School of Chinese Distinguished Lecture Series
Poetry as Evidence:
Fragmentation of Self and Discourse in the Nineteenth Century
Fragmentation of Self and Discourse in the Nineteenth Century
有詩為證:十九世紀的角色扮演與話語的割裂
Speaker: Professor Xiaofei Tian (Harvard University)
Moderator: Professor Shu-mei Shih
May 7, 2015 (Thursday), 4:30-6:00 pm
CPD-2.37, Centennial Campus, HKU
English and Putonghua
Late imperial Chinese culture was a theater culture, and the metaphor of theater had a large intellectual significance for social life. This talk argues that poetry writing became part of the cultural role-playing in the nineteenth century, and that the multiplicity of roles assumed by a member of the cultural elite, roles carefully kept apart from one another, demonstrates a strange self-dismemberment and the failure of the neo-Confucian vision of a unified self. How was this fragmentation manifested, and what did it mean for our understanding of Chinese literature?

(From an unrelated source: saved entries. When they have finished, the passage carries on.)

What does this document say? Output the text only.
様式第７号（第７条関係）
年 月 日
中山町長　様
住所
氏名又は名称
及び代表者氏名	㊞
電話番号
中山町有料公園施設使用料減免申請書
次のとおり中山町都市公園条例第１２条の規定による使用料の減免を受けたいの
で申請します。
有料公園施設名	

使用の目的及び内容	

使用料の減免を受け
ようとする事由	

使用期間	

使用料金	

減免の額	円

Professor Xiaofei Tian (田曉菲) is Professor of Chinese Literature at Harvard University. Her major research field is the literature and cultural history of early medieval China, and she has also published extensively in late imperial, modern and contemporary Chinese literature and culture. Her recent English publications include Beacon Fire and Shooting Star: The Literary Culture of the Liang (502-557), Visionary Journeys: Travel Writings from Early Medieval and Nineteenth-century China, and the translation, with notes and a critical introduction, of a late nineteenth-century memoir, The World of a Tiny Insect: A Memoir of the Taiping Rebellion and Its Aftermath (2014). She is co-editor of the Oxford Handbook of Classical Chinese Literature (1000 BCE-900 CE) and A New Literary History of Modern China. She was a Walter Channing Cabot Fellow at Harvard University in 2012-2013.